Convoque-se, para o efeito, o entendimento de Jorge Lopes de Sousa, que perfilhamos e que postula: “deverá haver um perigo logicamente fundamentado, uma probabilidade séria, de que venha a ocorrer uma situação em que quem deve pagar a dívida (seja executado, responsável subsidiário, solidário ou sucessor) ficar com património insuficiente para pagamento dos créditos fiscais e acrescido ou de que venha a ocultar ou alienar bens” [v. Código de Procedimento e de Processo Tributário, 2011, volume II, Áreas Editora, pp. 577-578].
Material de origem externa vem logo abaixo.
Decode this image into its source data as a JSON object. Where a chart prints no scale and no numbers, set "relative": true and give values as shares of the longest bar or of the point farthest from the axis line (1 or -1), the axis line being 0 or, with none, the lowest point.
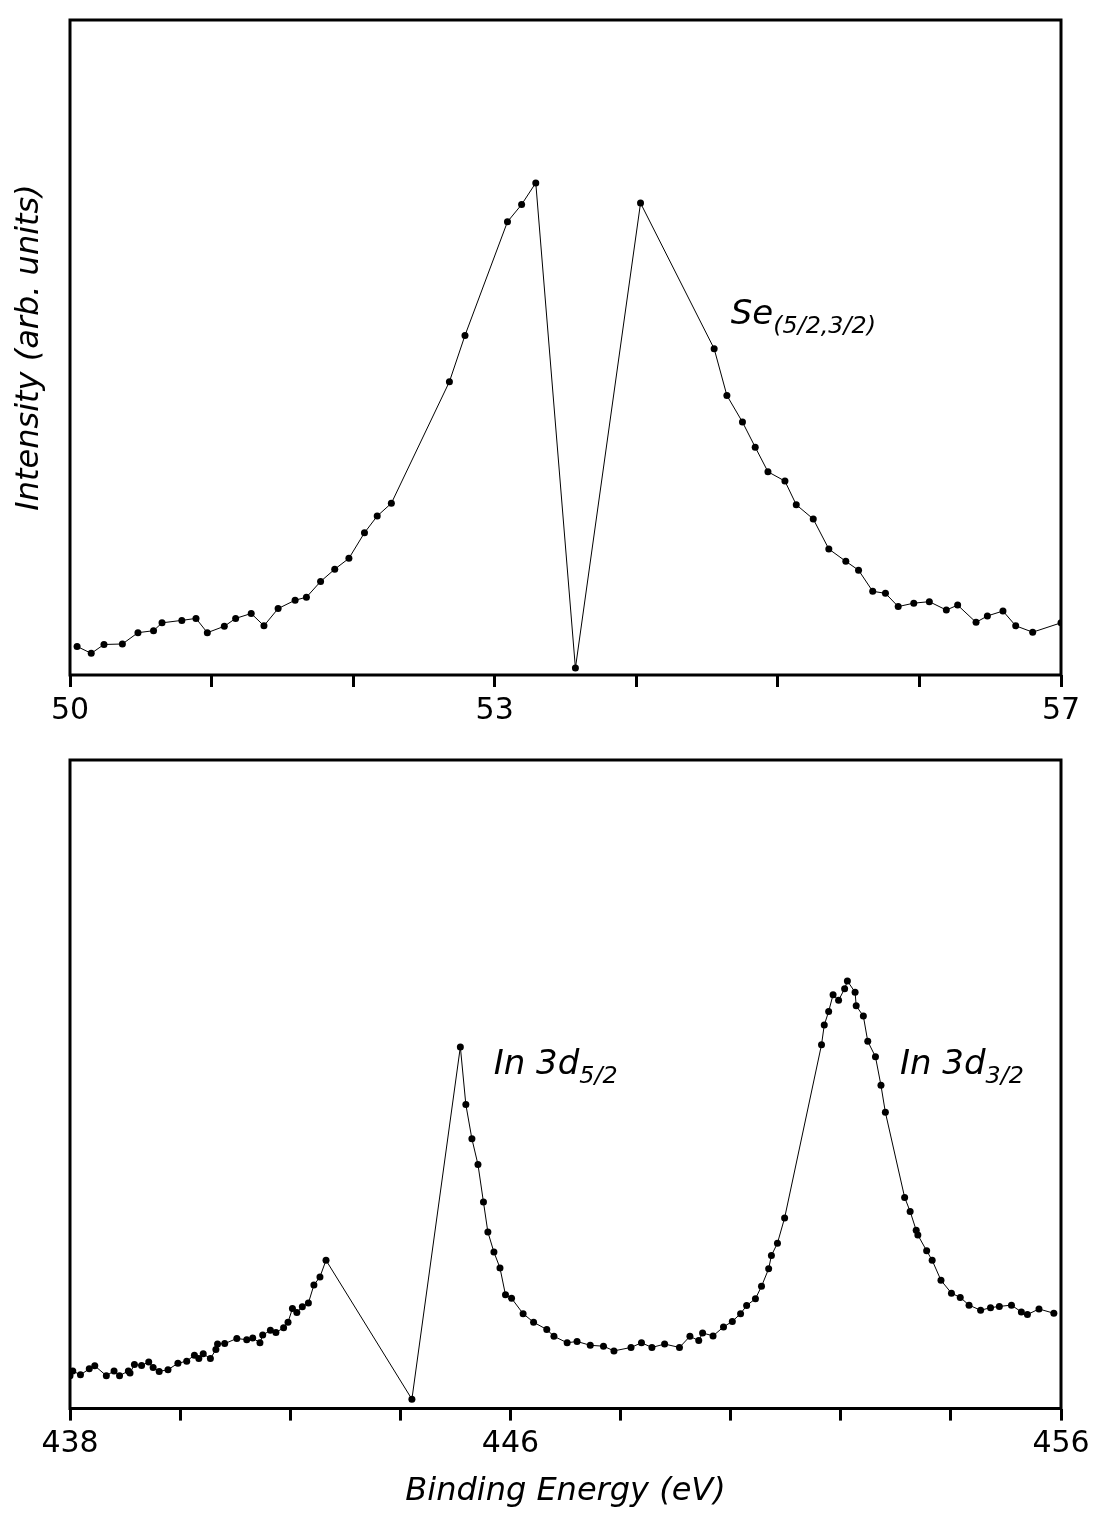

Sendo que, “[o] justo receio de perda da garantia patrimonial do crédito equivale ao justo receio de insolvência, cujo traço característico é a impossibilidade em que o devedor se encontra de solver os seus compromissos, impossibilidade resultante, naturalmente, do facto de o passivo ser superior ao ativo; o devedor ainda não está insolvente, mas caminha para essa situação; há factos e circunstâncias que tornam legítima a suspeita de que está eminente a insolvência do devedor” [vide Acórdão do TRL de 13-01-2011, proferido no Processo nº 2677/08.0TVLSBA.L1].

No arresto, para a alegação e comprovação do justo receio ou justificado receio de perda de garantia patrimonial “tem-se entendido, tanto no campo jurisprudencial como na doutrina, que não basta o receio meramente subjetivo, porventura exagerado do credor (ou baseado em meras conjeturas), de ver insatisfeita a prestação a que julga ter direito, antes, há-de esse receio assentar em factos concretos que o revelem à luz de uma prudente apreciação, isto é, terá que se alicerçar nas circunstâncias e factos demonstrados, segundo
uma avaliação dependente das regras da experiência comum”. [cf. Acórdão do TRC, de 28.06.2017, proferido no processo nº 9070/16.9 T8CBR.C1].

Saliente-se ainda, que nos termos do nº 5 artigo 136º do CPPT, o fundado receio da diminuição de garantia de cobrança de créditos tributáveis se presume no caso de dívidas por impostos que o devedor ou responsável esteja obrigado a reter ou a repercutir a terceiros, o que, in casu, tratando-se de IVA e retenções na fonte, desde já, se afirme que se operacionaliza a presunção legal.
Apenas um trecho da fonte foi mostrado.